Journey to the Hive of the Soul

Honey is planned to follow Egg and Milk in order of production; its script first has to be completed. To this end support will be sought from the Balkan Fund, Hubert Bals Fund and Sundance.

This support is essential to endow the script with realistic detail, because:

Documenting the perilous living conditions of people who produce the most precious honey in the world, living as they do on the largely undiscovered Turkey's Eastern Black Sea Region's high mountains, learning about the production of honey and observing the lives of the children in the region are all vital to the script's wealth of detail and cinematography.

This will necessitate travelling to the region at different times and in different seasons. It is also vitally important to meet with the dwindling apiarists in the region to perceive their authentic lifestyles removed from the rest of the world and to hear their stories. Information on the hive-building techniques, the choice of trees on which to hang the hives and the endangered Caucasian bees are essential, as are conversations with the school teachers and pupils in the mountain villages.

An additional point to keep in mind is the climate in the region, which results in cloud and/or rain nearly 300 days of the year. This atmosphere has to be documented with test shoots as the film is planned to be shot in HD; it is vital for the test footage then to be inspected at the colour correction stage in order to help determine the basic colouring and lighting of the film.

In addition, the dwindling indigenous ethnic languages such as Laz and Hemşin, as the native languages of some of the characters, need to be well documented so that these characters may speak in their own tongues. Additional authentic material such as local traditions, superstitions, legends and habits as yet untouched by modern life, food and clothing are all as important as the wild nature itself...

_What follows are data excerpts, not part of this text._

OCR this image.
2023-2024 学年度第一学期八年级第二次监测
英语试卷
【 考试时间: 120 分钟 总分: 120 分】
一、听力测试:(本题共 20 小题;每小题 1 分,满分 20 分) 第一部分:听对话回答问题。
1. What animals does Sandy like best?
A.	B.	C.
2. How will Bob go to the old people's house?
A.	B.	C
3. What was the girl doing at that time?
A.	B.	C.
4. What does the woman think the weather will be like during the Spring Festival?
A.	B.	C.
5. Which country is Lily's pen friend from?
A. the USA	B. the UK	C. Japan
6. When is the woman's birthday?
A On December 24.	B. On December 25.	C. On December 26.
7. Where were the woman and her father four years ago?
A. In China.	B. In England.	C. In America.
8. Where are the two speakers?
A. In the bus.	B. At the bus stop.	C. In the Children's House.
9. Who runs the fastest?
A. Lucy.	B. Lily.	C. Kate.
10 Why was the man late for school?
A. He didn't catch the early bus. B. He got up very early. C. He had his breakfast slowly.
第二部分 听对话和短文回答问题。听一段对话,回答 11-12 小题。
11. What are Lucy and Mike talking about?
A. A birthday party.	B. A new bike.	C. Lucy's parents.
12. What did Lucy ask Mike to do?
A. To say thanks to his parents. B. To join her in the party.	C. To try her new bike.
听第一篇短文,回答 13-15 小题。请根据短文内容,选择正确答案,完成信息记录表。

Music is an integral part of daily life, and in particular, the songs accompanied by the kemençe and tulum, the oral literature tradition of particular poems and the horon dance. And finally, the interviews we intend to hold with local poets about their childhoods might offer us rich life stories so that we may come closer to the spring from which Yusuf, our poet, originates, that is, the surprising riches of a child's attempt at understanding and perceiving the world about him.